Mentos Study Exposes Britain as Cancellation Nation

In a recent survey done on 2,000 Brits, the overall stats show that of the 104 social engagements Brits agree to each year, only 52 are kept

According to a new study conducted by Mentos, while the average Brit makes 104 social arrangements per annum, he or she actually only turns up to half of them. Revealing the extent to which Britain has become a ‘cancellation nation,’ one out of three respondents admitted to saying yes to an invite, whether or not they intended to go.

The majority of the population (or 49 percent) claimed they are usually too tired to go out, with a further 36 percent confessing they would simply rather stay in. A staggering one in 10 (7%) claimed they would avoid a night out if their favourite TV programme was on.

And it would appear honesty is not the best policy for the majority of Brits, with almost 60 percent claiming it is easier to make an excuse to get out of something. Topping the list of excuses was sickness—with 60 percent of surveyors saying they regularly use illness as a way out of an arrangement.

Other excuses include “I double booked” (20 percent), “I thought it was a different day” (18 percent), and “the children are poorly” (15 percent). One in 10 Brits have even wheeled out the old “I’m waiting for a delivery” line. The ease at which Brits are now able to cancel was revealed as the main reason for the ‘cancellation nation’ label.

Meanwhile, 80 percent claimed that it is easier to cancel in the present day and age compared to in the past because of email, text, and messaging apps. The research also indicates that one is most likely to blow out work colleagues (54 percent), with friends (28 percent) next in line.

“Connecting with family and friends is so important in life, as is building new friendships,” said a spokesperson for Mentos, who carried out the research involving 2,000 Brits.
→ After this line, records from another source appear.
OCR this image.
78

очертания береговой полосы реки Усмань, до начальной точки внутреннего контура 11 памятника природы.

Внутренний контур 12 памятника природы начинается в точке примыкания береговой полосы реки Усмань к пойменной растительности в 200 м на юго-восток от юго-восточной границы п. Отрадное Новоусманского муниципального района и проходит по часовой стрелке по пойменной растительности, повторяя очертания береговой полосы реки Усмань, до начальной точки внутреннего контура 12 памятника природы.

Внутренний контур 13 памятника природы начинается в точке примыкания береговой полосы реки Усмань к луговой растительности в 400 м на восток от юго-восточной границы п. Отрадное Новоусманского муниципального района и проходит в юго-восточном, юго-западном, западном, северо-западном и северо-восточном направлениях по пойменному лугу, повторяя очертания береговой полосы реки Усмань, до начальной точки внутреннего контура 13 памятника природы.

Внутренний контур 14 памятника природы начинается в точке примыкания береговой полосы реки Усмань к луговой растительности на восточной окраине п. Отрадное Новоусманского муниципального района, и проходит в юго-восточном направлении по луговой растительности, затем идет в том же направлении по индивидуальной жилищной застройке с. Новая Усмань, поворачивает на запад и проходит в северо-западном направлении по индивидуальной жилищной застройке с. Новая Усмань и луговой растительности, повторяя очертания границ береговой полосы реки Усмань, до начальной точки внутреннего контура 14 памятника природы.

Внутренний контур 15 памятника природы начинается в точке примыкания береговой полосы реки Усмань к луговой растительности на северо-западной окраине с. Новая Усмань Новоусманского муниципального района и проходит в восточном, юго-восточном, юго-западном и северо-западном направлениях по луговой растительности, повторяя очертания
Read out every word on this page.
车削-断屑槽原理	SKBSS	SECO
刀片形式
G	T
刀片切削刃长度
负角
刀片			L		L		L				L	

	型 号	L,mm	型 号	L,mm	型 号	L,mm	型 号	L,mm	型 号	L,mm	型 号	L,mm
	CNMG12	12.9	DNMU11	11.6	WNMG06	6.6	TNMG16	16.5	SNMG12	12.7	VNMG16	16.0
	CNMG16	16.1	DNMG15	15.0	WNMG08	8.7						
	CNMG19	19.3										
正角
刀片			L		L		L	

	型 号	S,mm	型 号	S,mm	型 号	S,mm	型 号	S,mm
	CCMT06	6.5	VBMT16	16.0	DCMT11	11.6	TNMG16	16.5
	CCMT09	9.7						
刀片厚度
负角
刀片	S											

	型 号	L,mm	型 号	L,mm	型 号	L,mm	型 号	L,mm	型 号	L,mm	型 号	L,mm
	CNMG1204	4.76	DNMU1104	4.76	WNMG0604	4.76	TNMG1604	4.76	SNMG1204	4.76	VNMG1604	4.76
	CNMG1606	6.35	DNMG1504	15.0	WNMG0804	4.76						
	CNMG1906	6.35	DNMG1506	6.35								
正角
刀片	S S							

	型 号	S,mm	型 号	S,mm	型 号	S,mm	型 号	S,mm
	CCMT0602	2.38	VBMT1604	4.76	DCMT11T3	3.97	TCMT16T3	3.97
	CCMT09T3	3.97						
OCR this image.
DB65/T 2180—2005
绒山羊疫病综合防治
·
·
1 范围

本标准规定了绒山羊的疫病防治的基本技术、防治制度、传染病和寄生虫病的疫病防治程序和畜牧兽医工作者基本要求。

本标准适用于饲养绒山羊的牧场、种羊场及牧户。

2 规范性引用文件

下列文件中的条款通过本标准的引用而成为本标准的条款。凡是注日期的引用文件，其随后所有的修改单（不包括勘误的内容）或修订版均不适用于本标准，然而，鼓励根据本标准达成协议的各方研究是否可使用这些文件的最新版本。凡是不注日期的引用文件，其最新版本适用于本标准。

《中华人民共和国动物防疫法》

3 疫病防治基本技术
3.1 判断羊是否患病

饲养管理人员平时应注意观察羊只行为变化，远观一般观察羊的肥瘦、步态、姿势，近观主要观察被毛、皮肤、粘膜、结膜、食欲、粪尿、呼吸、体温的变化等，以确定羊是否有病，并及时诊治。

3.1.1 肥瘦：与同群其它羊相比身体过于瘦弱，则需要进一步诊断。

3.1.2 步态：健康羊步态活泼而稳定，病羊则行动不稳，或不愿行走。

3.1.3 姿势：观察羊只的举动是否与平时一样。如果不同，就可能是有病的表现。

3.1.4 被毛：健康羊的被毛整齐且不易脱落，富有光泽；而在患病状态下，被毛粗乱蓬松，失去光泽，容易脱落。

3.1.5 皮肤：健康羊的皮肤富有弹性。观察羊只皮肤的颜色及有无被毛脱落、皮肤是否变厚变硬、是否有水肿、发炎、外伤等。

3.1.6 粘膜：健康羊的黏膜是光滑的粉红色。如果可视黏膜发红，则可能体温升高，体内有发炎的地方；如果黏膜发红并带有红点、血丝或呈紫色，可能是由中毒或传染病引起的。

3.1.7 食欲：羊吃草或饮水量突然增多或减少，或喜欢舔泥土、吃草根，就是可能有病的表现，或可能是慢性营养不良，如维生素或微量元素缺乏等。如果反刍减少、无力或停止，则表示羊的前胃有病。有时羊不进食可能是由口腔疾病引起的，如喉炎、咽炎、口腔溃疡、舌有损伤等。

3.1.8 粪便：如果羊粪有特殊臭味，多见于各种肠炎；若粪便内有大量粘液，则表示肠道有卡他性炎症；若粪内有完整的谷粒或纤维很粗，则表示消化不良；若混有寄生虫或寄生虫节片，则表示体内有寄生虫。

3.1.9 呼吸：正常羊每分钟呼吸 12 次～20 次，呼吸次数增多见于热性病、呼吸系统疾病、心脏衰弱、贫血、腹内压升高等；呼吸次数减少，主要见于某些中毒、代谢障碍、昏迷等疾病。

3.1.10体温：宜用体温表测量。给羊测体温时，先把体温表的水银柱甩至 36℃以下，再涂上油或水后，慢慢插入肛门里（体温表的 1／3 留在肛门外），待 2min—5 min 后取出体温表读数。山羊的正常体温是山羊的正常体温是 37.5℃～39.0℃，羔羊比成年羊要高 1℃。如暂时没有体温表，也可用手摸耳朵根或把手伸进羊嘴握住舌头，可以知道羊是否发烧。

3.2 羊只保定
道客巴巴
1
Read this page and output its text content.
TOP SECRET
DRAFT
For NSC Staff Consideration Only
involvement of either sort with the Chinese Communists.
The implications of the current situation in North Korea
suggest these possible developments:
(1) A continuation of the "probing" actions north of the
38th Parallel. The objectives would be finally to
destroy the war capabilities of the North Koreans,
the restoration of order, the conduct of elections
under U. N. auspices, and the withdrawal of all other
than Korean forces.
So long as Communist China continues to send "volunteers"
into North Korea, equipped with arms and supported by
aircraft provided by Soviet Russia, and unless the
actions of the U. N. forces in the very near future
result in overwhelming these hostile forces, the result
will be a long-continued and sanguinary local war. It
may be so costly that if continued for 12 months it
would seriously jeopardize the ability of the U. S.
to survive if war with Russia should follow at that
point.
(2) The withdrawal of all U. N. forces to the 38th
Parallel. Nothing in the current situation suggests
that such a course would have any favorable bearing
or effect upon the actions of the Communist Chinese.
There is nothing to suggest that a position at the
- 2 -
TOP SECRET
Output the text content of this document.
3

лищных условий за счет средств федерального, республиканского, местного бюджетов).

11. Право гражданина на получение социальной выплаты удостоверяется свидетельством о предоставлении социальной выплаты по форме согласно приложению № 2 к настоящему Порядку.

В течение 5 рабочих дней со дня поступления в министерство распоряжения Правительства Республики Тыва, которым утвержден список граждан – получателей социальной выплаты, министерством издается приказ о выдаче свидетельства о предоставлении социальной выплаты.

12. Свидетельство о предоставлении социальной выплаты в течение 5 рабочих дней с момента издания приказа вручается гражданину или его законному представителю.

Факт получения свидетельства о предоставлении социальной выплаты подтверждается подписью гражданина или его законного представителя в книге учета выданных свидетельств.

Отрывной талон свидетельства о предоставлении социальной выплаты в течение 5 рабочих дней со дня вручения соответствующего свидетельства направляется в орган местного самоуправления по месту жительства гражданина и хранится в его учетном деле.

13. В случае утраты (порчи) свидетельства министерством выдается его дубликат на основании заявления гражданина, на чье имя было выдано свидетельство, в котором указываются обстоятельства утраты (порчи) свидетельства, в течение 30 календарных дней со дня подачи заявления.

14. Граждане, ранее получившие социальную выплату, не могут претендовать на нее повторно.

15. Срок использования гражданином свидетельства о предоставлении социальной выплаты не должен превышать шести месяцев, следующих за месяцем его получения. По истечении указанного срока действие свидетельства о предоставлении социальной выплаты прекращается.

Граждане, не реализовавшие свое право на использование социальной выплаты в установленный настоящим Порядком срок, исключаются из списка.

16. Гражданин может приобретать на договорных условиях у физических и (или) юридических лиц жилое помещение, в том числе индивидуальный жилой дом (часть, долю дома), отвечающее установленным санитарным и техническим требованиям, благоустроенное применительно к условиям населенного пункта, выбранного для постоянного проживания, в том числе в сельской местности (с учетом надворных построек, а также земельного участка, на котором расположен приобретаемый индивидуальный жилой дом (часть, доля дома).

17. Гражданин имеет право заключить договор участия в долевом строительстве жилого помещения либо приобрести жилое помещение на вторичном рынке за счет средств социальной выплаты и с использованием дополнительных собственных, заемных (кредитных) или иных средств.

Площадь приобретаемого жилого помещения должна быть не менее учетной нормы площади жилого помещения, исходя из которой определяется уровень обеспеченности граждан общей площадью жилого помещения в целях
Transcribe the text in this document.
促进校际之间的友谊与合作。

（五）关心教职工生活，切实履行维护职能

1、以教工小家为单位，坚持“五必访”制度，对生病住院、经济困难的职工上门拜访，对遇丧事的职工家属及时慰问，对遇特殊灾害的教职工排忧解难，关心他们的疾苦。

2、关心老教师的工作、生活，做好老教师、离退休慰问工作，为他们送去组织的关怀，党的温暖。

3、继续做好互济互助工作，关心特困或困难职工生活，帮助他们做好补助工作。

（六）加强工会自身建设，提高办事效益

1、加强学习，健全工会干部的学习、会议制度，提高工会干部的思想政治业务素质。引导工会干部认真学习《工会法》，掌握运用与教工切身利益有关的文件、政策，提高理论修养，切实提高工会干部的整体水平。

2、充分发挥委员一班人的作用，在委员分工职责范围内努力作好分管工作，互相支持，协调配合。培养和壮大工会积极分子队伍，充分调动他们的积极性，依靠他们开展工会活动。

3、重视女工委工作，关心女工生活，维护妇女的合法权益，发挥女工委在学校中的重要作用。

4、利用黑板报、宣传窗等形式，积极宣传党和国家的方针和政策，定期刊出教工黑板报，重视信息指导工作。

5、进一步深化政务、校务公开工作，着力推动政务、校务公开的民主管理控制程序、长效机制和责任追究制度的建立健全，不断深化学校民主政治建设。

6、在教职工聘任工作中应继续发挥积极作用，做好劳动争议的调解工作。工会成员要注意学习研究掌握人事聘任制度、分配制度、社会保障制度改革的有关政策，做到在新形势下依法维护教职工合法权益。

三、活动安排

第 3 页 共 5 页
Often there can be some nervousness when meeting new people, but the candy giant recommends that one take the first step as it could lead to a great friendship.

“We have to remember that stepping out of our comfort zone and making fresh connections is good for our physical and mental well-being. We need to make the time to say yes because the simple act of getting out and connecting with new and old friends is so important,” said Dr. Linda Papadopolous, Chartered Counselling & Health Psychologist and Associate Fellow at the British Psychological Society.

Further findings suggest that one in three Brits (30 percent) will easily say yes to anything to avoid hurting friend’s feelings. However, the report also interestingly indicated that around six in 10 (62 percent) do feel guilty when they cancel.

Overall, the stats show that of the 104 social engagements Brits agree to each year, only 52 are kept. Finally, three percent said they have even cancelled on their other half with text message being the preferred method of cancellation at 49 percent.